Désolations, David Vann, Gallmeister
Dans une petite ville d'Alaska, Irène, une femme en retraite, voit son quotidien bouleversé par la nouvelle obsession de son mari, un éternel insatisfait: construire une cabane sur une île et y vivre en autarcie. Plus qu'un projet, elle y voit surtout la fin de son couple, un mensonge, une échappatoire.
Ces changements provoquent en elle une angoisse, une douleur psychique et physique qui la transforme peu à peu en "junkie", en fantôme. Ils font ressurgir le souvenir du jour où, petite fille, elle trouva sa mère pendue...
Rhoda, sa fille, s'inquiète pour elle. Celle-ci s'apprête à épouser un dentiste qui lui apportera le confort et la sécurité. Mais qu'en est-il de l'amour? Peut-on faire confiance aux hommes? L'histoire familiale est-elle appelée à se répéter de génération en génération?

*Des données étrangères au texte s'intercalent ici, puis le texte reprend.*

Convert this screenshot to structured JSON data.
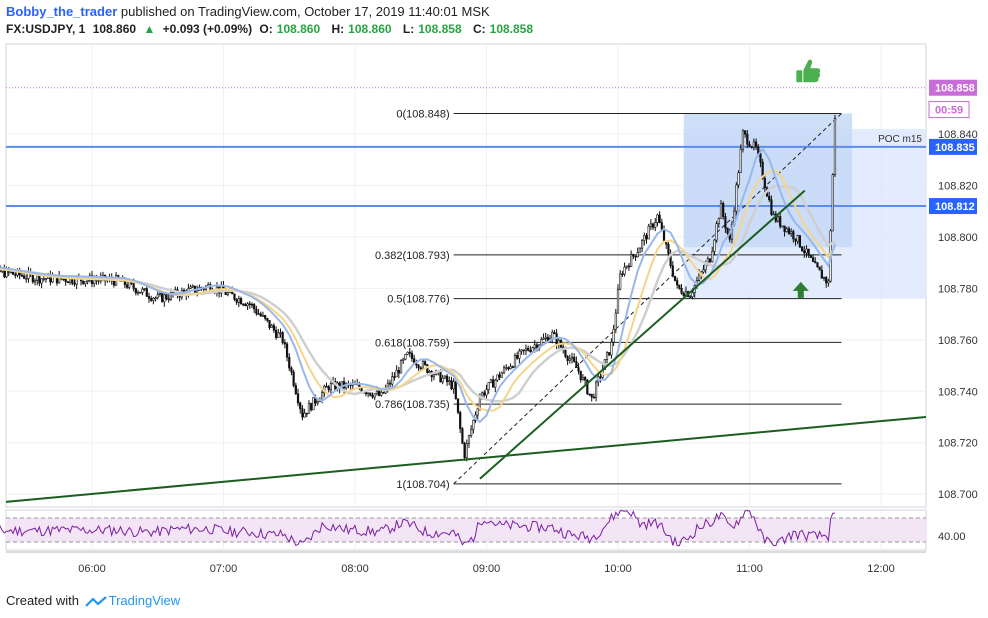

A part deux personnages secondaires en lien avec le futur mari de Rhoda que je n'ai pas vraiment trouvé indispensables (à mon goût), l'histoire se révèle de plus en plus forte au fil des pages, elle est écrite dans un style simple, puissant et empreint (bien sûr) de la nature sauvage de l'Alaska, personnage à part entière.
Le rapprochement avec Sukkwan Island est inévitable car on y retrouve les mêmes thèmes de prédilection de David Vann: le suicide, l'histoire familiale, la vie à l'état sauvage, la confrontation avec la nature...mais même si ce roman s'avère moins "traumatisant", je l'ai trouvé pourtant plus triste et désespéré. Il est aussi plus mature et plus approfondi tant dans la construction que sur le fond.
A noter que la dernière scène, une course dans les bois, est cinématographique au possible et je rêverai d'une adaptation au cinéma rien que pour le personnage d'Irène, cette femme mûre au bord du gouffre...Quelle sublime et terrifiante fin. Je ne m'en suis pas encore remise...
Avec ce nouveau roman, David Vann confirme un talent d'écrivain en pleine éclosion, et je ne doute pas que ses prochains livres nous conduiront encore plus loin.